Shows how far you can go with a business model based on imaginary enemies and fairy tales about ethical consumption.

1 comments

You are sticking it to a monstrous bogeyman, even as you use an entirely unethical, toxic company. The two things aren't mutually exclusive.

The NYC taxi cartel, in particular, which routinely sees all the consumer-protection parts of its regulations broken with zero consequence, deserves to die.

(By this I don't just mean the part which says the cab isn't allowed to ask you where you're going and refuse you a fare if you're inconvenient, or any petty act of casual racism through which they similarly refuse a fare, or just avoid certain neighbourhoods. I mean that I've had actual coworkers who were actually briefly kidnapped by someone who was driving the taxi illegally with someone else's license, which is utterly routine.)

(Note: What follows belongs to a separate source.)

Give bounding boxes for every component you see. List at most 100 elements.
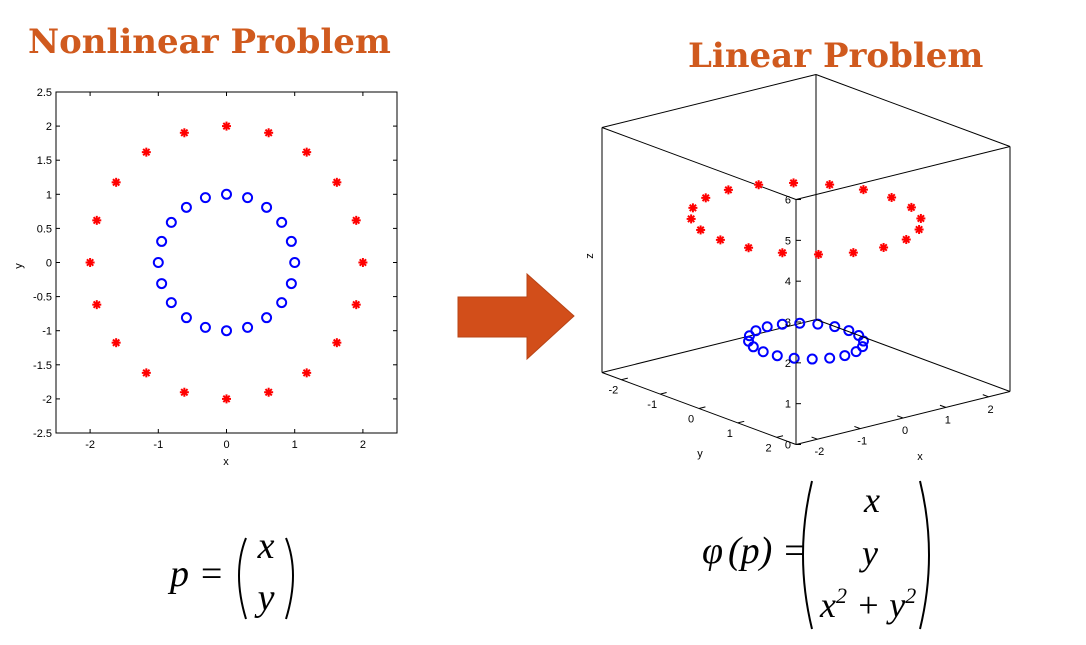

Uber has all of those problems, but uses their mountain of VC cash to convince you they're exclusive to the taxi industry:

https://www.bloomberg.com/news/articles/2016-10-31/study-fin...

http://www.whosdrivingyou.org/rideshare-incidents#kidnapping...

http://www.whosdrivingyou.org/rideshare-incidents#Imposters

As you point out, a lack of consumer protections and appropriate policing is the cause of these problems. But they're endemic to this sector of the transportation industry, not taxi companies specifically. And Uber opposes these kind of protections anyway, so the idea that they're improving the situation is a joke.